Photo du Drap
mercredi 23 décembre 2009
Entretien avec Hervé Pierre pensionnaire du Français
A l'inverse d'une grand nombre de comédiens Hervé Pierre, engagé l'année dernière à la Comédie Française, n'a pas l'égo flamboyant. Un visage mal taillé pour l'adversité, une voix à l'envol mélodique et une capacité à jouer les personnages les plus variés en ont fait l'un des interprètes les plus renversants de sa génération, celle des quadras. Muriel Mayette,, administratrice de la Maison de Molière, a donc eu la main heureuse en lui demandant de rejoindre sa troupe."Marcel Bozonnet qui l'a précédé m'avait déjà fait cette même proposition mais ce n'était pas le bon moment. Aujourd'hui j'ai non seulement eu le bonheur de jouer Molière et Corneille que je n'avais jamais abordé mais je me suis surtout pour la première fois frotté à Claudel dans Le partage de midi où j'incarne Amalric. Une autre joie a été de camper l'un des personnages de La grande magie d'Edouardo de Filippo que j'ai proposé à Dan Jemet avec lequel j'avais déjà travaillé - je crois que Denis Podalydès avait songé à cette pièce longtemps avant moi - et à présent d'être de Mystero bouffo de Dario Fo, cet homme à la parole politique si joyeuse. Je crois qu'avec cette pièce il entre au répertoire du Français. Un autre mérite de cette maison est qu'on y rencontre des personnalité humaine et artistique de premier plan.Ce qui ne veut évidement pas dire que tous le soient... "
Quand on lui parle de ce sujet épineux qu'est la mise à l'écart de certains sociétaires par un comité élu par l'ensemble de la troupe, il répond à sa façon tempérée que chacun est au fait depuis ses débuts de la présence d'une telle menace . Il ajoute qu'il est vital que la troupe régulièrement se renouvelle en embauchant de nouveaux talents. S'il fait remarquer que dans cette illustre maison, comme dans chaque troupe, la sclérose guette un certain nombre d'acteurs il est aussi partisan qu'une autre commission discute avec le comité de la justesse de décisions jugées souvent brutales. . En ce qui le concerne il ne peut que déplorer que s'il a la chance, grâce à la politique de l'alternance, d'être fréquemment employé dans trois spectacles, il le paie en laissant sa femme (la si douée et singulière Clothilde Mollet) et ses deux enfants célébrer des fêtes de fin d'année où il brillera par son absence.
Il fut, lui un enfant d'ouvriers qui avaient pour passion le théâtre amateur.

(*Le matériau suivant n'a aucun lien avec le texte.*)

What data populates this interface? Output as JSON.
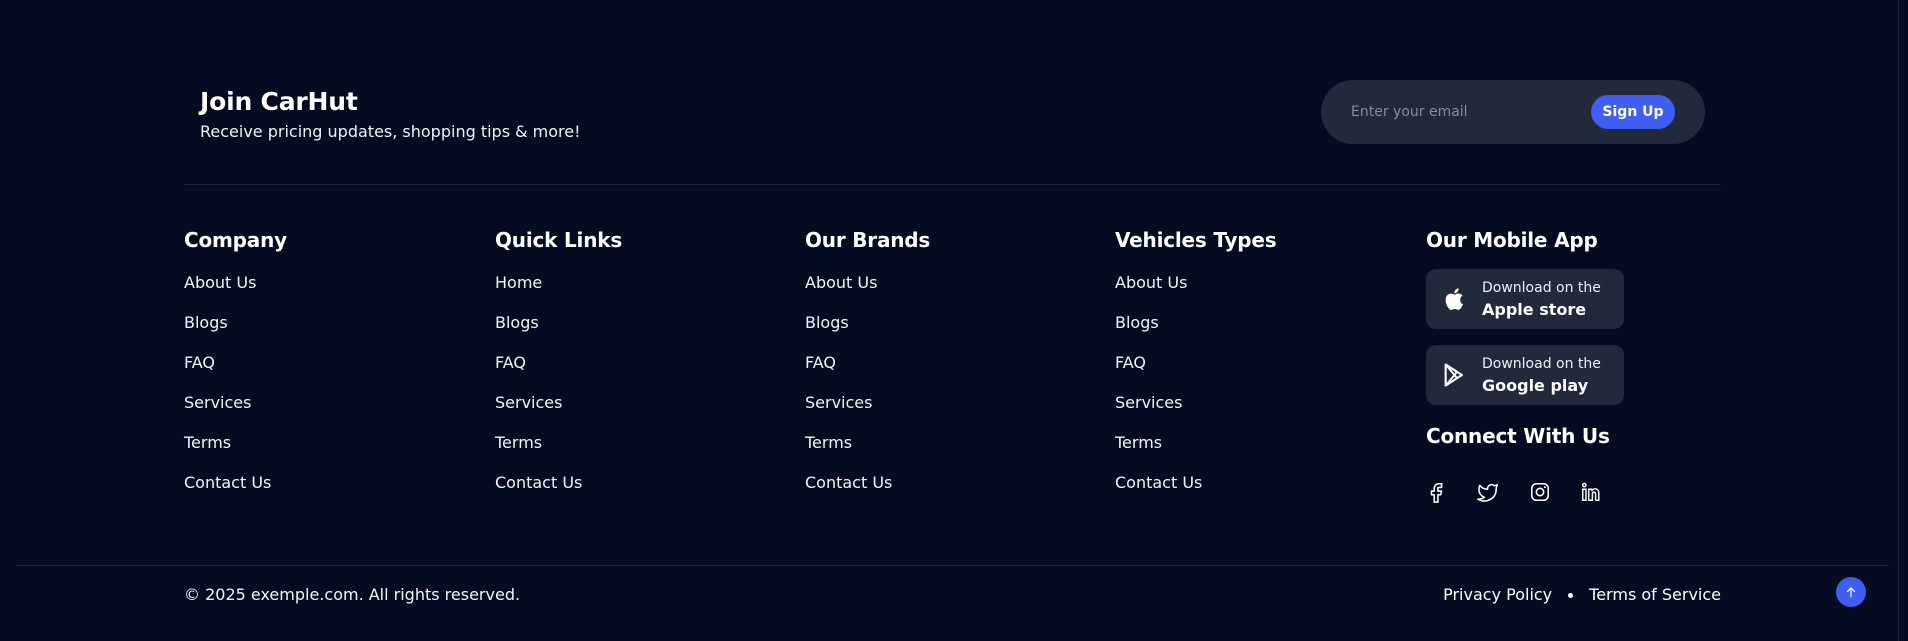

Ce qui sans doute le décida à embrasser le métier de comédien est l'émerveillement qu'il surprit dans les regards de ceux qui venaient voir ses parents et leurs amis jouer des mélodrames ou des comédies. "Je suis aussi, dit-il, venu au théâtre par la télévision ou plus exactement par l'émission Au théâtre ce soir où je savourais les interprétations de Michel Serrault, Francis Blanche, Jacqueline Magnan et de tant d'autres"

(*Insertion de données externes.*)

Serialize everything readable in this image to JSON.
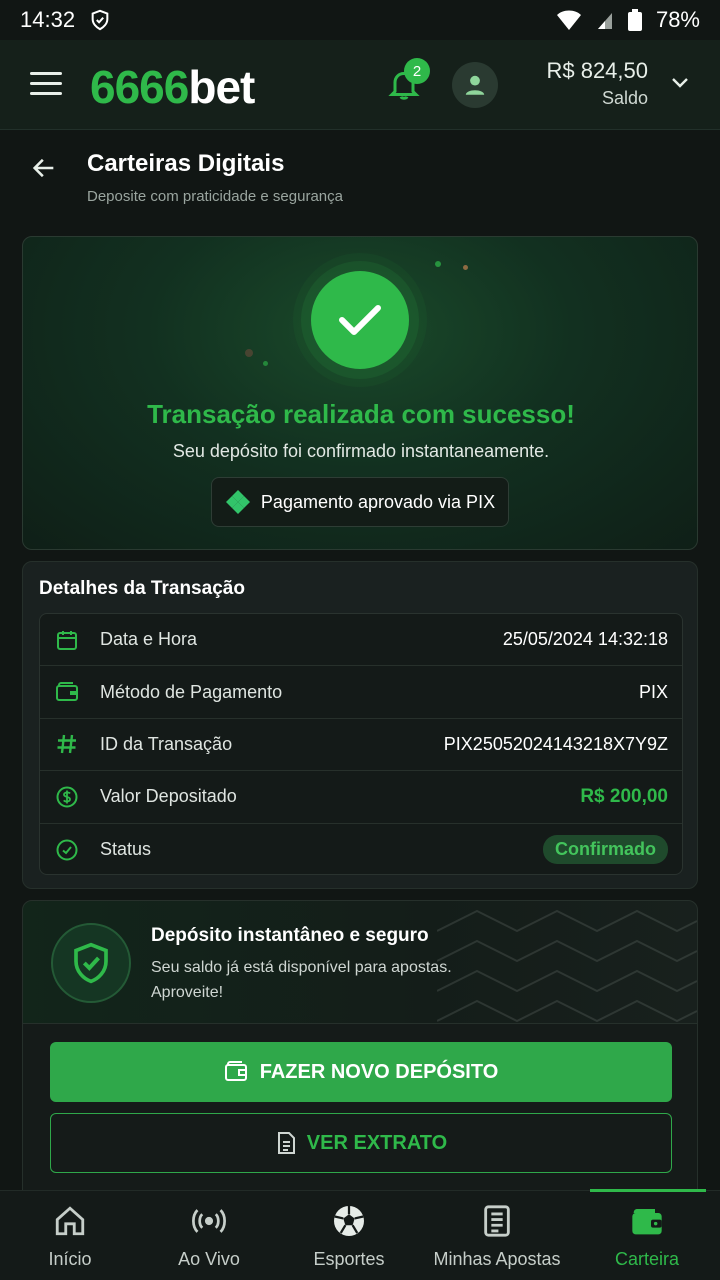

Parmi les rôles qui l'ont le plus marqué il y a bien sûr le monologue de Jean-Luc Lagarce, Le voyage à La Haye. "Nous nous étions Jean-Luc et moi connu lors d'un stage qu'il organisa alors qu'il n'avait que 18 ans. Nous nous sommes ensuite perdus de vue. En interprétant ce texte j'ai eu le sentiment d'une rencontre post mortem."